Urkhot had simply commented that, indeed, the human data could not be trusted, and therefore, speculation that this was a logical place for the humans to establish a stronger defensive line was indeed unwarranted. Sarhan acceded without comment—and then mentioned that he had urgent business back aboard his flagship. Receiving permission to leave, he had departed to attend that urgent business. What he did not add was that this business primarily involved preventing himself from throttling Urkhot with both clusters. Sarhan had little patience for the
holodah’kri
and had asked Narrok to structure the meeting so that he could excuse himself promptly: if not, he feared his true sentiments would bleed into his
selnarm
and thereby create greater problems for the Fleet. Narrok had gladly acceded to Sarhan’s request to make an early departure.

And so now it was just Mretlak and Narrok, sitting across the table from Urkhot and Torhok. And as Urkhot sent forth his
selnarm
toward Mretlak in what was more a probe than an invitation to discourse, the young Fleet Second reflected that this meeting was beginning to resemble a perverse reversal of the duels that were recorded in the annals of Pre-Enlightenment Ardu. There, rival leaders at an impasse often met to decide policy by personal combat; here, although the real combatants were Narrok and Torhok, they were sending their junior proxies into the
maatkah
ring, while they themselves retained a politic distance from the well-concealed war of words and insinuations.

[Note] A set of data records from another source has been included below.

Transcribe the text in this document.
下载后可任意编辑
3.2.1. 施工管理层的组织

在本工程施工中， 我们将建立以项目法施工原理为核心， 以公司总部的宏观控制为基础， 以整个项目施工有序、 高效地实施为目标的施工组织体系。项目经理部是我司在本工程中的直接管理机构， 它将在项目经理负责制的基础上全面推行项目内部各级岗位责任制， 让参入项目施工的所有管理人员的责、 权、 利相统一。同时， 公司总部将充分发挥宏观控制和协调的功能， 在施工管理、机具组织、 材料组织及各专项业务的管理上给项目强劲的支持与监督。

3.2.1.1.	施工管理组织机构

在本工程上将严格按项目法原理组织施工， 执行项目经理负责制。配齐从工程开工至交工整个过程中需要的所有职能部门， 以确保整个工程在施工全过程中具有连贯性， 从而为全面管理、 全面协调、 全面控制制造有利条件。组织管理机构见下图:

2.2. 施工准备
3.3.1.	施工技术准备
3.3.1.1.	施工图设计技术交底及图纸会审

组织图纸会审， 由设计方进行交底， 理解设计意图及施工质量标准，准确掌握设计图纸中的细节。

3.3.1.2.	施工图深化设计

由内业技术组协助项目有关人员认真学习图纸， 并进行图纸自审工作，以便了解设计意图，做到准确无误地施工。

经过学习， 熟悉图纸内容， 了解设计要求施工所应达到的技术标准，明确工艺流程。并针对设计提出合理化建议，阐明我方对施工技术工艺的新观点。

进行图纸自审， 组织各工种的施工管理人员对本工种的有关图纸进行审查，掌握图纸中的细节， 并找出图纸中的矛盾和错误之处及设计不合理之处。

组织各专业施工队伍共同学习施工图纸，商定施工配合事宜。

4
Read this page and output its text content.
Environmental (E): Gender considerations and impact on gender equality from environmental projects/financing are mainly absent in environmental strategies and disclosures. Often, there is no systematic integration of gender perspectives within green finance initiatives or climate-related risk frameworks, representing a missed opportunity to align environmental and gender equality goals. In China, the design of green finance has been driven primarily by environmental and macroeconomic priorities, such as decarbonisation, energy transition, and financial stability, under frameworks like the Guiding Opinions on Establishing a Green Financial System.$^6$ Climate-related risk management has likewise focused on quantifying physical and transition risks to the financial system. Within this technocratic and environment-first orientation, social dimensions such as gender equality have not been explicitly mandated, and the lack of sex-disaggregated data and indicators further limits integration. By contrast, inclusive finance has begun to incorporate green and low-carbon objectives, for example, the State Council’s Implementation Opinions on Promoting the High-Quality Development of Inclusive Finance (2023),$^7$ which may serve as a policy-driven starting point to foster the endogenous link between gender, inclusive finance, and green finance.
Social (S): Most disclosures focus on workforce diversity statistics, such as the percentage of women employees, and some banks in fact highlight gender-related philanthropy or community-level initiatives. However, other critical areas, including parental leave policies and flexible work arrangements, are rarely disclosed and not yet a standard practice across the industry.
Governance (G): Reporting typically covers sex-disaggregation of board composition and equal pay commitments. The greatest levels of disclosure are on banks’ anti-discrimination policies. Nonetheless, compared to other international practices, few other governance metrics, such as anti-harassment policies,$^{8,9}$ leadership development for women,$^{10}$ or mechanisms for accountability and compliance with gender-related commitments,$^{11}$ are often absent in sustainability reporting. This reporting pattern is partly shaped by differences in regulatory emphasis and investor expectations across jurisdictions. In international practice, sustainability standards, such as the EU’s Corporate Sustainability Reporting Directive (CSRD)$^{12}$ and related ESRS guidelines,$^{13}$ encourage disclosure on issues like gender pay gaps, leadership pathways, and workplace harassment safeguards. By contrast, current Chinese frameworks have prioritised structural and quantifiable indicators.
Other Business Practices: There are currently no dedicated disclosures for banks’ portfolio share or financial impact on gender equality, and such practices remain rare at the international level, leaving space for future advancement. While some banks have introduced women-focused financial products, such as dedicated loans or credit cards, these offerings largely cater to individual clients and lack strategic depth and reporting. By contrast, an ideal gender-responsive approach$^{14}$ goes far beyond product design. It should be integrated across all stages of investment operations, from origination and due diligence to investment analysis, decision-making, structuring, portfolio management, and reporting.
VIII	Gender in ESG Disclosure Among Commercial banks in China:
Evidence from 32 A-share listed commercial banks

Urkhot’s probe rose and coalesced into a question. “Fleet Second Mretlak, I am told that you have prepared an intelligence report upon the
griarfeksh
?”

“Yes,
Holodah’kri
.”

“Interesting. Why did you and the admiral conclude that the extensive records on Bellerophon have not provided us with a definitive understanding of the background and intents of our foe? This project of yours seems a strange way for a warrior to spend time, Fleet Second—compiling studies on other species. Are you perhaps a
shaxzhu
in disguise Mretlak?”

The jest elicited a ripple of general mirth that was in fact unanimous agreement to ignore the veiled remonstration, and even more veiled threat, of calling a
Destoshaz
a
shaxzhu
. Mretlak elected to pretend he had noticed none of the implications. “Honored
Holodah’kri
, we felt it wise to compare what we have now found on other worlds—and human-fleet wreckage—with the materials found on Bellerophon. There was, after all, some considerable concern that much of what the humans left on Bellerophon was disinformation.”